NDGF is also starting to look into deploying a stand-along JMS instance (replicated over two machines). Should be ready 2--3 weeks.

Doesn't seem to be anything essential .. apart from the dCache configure (as it would be a regression).

Tanja to add these items to trac; and create a mile-stone.

For the new gPlazma, we need to have unique uids .. what is important is not gPlazma, but rather various features that this will enable.

gPlazma bullet-point should be split into sub-bullets; one for each feature we want to enable that depends on the new gPlazma.

Book stuff

Update of the dCache book to current configuration files and more detail/better instructions in some parts of it.

Use hudson to build and deploy the new versions of the book.

Chimera schema migration

Patch exists, but we have to decide how much we want to automate.

Hg

Completely move to Mercurial

Tigran wants to drop externals; 7.5 GiB size currently for Mercurial repository, most of this is external dependencies.

Plan to move to Maven before to Hg.

Web stuff

Redirect caching.

HTTP keep-alive.

Agenda item for Gerd's visit.

Issues from [FIXME: Add link to yesterday's Tier-1 meeting]

discussed.

Outstanding RT Tickets

[This is an auto-generated item. Don't add items here directly]

RT 5725: dcache cannot access ssh keys when running under a different user

Need to update the error messages; Paul will do this.

RT 5796: feature request: crc onflush

Plan to move checksum to mover; plan to close data connection before checksum calculation if user hasn't supplied a checksum. Subsequent reads will block until checksum completes.

RT 5797: feature request: reload of certificates

won't fix for 1.9.5 and is already fixed in 1.9.7 and later.

RT 5795: stuff

Points to an error in Globus client.

The door sends a 150 reply and we subsequently send a 426 error message.
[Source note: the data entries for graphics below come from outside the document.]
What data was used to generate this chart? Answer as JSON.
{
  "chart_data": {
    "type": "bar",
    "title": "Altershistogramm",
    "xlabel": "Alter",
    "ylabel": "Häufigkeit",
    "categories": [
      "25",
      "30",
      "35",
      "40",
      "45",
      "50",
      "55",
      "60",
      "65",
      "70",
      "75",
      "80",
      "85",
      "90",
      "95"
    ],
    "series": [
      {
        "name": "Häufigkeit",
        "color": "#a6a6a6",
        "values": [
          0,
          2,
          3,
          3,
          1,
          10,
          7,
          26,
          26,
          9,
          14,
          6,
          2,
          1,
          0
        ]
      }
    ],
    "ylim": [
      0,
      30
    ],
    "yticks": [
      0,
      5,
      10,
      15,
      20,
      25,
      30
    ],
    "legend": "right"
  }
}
The problem is that the client, after receiving 150 reply, it ignores the 426 error message.

Matt says dCache behaviour is perfectly acceptable.

As a work-around, the door can kill the connection if the door has sent a 426 and the client hasn't done anything (is idle).

TODO: implement perf-marker -like message for all protocols from pool to door, instead of the door pinging the mover.

Review of RB requests

DTNM

Same time, next week.